While my cousins and nieces have taught themselves to cook and work at the same time, I constantly fear that the day I enter the kitchen everyone will automatically assume that I will enter kitchen every single day for the rest of my life. And I will never let that happen.

My mother chases me away when she sees me in the kitchen. She appears disappointed whenever she sees me anywhere near it, and whenever I leave the kitchen I can always feel her wiping the slabs, the stove, and the utensils.

Out of sheer curiosity, I asked my mother why she does that each time. She didn’t reply to it but she said something else.

“Get yourself a job and get out of this town. Don’t end up like me. People will take you for granted, you will only cook and make beds. It’s a very boring life.” I was barely 15 then and the words have stayed with me even today.

It is one of the reasons why I have consciously kept away from all the sweeping and cleaning. I have probably pushed it to the extent of a phobia, and now even when I live in my own flat in the bustling city of Mumbai I refuse to do anything around the house.

When the COVID-19 pandemic forced us to leave everything behind and return home, I came back knowing that I am here for a long haul. I have been at home for 7 months now.

Things haven’t changed much around the house. The men still do foolish things which only provide temporary solutions to our problems. The women still try everyday to rectify those mistakes. Only this time, my mother is shorter, frailer, and paler than I remembered.

Spending most of the time at home and being with her on such close quarters, I began seeing my mother as someone I had never noticed before.

And as I followed her around her house with my camera, I began walking in a path that was hidden in the yellow leaves of my prejudice that she is first my mother .
She isn’t first my mother , she is a woman. A woman who loves to sing, play the harmonium, and a wholesome palate of Bengali fish, sweets, and egg curry.
She prefers it when things are organised, she says that cleanliness symbolises an honest mind. “If you are clean, then you are not hiding anything from anyone. Everything is here to see but kept in a proper order.”
She doesn’t need a religion to believe in god. She believes, “There is one supreme power. And as a child that supreme was described to me as a blue-skinned boy who could lift an entire mountain on a finger-tip. I don’t know if there is any other form of the supreme power. But for now this will do.”
She has taught me that an individual is as much responsible for a society as the society is responsible for the individual. It is a matter of maintaining a balance between the two. One shouldn’t try to rule over the other.
And sometimes this woman likes to visit the world she has built for herself. No one is allowed there, maybe some of us are lucky enough to stand and watch, but this world belongs to her. And it always will.

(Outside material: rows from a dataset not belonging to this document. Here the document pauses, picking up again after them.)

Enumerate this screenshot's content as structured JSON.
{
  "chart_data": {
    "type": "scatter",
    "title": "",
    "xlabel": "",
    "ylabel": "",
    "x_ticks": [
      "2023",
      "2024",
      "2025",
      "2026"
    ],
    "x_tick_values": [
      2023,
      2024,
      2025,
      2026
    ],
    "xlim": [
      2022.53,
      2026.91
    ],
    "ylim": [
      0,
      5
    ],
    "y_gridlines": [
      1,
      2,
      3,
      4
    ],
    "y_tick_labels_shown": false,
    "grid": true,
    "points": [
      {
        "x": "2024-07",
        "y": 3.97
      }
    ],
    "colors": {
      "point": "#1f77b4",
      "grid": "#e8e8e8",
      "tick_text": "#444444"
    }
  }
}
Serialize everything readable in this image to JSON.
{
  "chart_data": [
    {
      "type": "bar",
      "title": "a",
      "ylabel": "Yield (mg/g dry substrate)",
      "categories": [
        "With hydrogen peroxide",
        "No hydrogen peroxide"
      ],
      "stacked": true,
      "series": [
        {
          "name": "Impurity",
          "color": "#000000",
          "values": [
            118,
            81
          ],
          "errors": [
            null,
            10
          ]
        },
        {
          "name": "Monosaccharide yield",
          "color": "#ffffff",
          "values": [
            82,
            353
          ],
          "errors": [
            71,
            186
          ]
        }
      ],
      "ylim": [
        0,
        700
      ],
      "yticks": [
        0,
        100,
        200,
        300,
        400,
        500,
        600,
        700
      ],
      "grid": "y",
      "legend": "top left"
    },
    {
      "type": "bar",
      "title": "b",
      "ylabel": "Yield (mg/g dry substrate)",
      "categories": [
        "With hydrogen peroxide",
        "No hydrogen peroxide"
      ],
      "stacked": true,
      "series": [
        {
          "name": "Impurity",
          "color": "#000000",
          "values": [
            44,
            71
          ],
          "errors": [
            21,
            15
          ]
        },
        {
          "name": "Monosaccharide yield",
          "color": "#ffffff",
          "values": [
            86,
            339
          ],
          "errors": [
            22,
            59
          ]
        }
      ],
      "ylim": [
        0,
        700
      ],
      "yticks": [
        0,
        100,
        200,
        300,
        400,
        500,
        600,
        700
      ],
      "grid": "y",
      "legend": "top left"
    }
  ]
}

I will never pick up any household chores, that is declared. Neither my mother nor I will like it if another woman is forced to undergo the whole idealistic concept of “women can manage it all”. We cannot.

After spending close to 10 hours at work and then adding two more hours to the up and down commute on a local train, a subway, or a bus, it is cruel to expect that the woman will come home and cook food for the family and help her children with their homework, and still maintain a sane mind.

It is equally vicious to expect that a woman will spend 37 years of her life doing a single job without a holiday or a retirement plan. I don’t blame any one man or woman for this. I blame us all and the ages before us which did little or nothing to fix this. I hate myself because I know my mother won’t stop working and won’t accept help from me.

On a personal note, however, I can only end this vicious cycle by breaking it. I have pledged to not sweep, cook, or wash the dishes. And I don’t think I want to change that at any time, at all.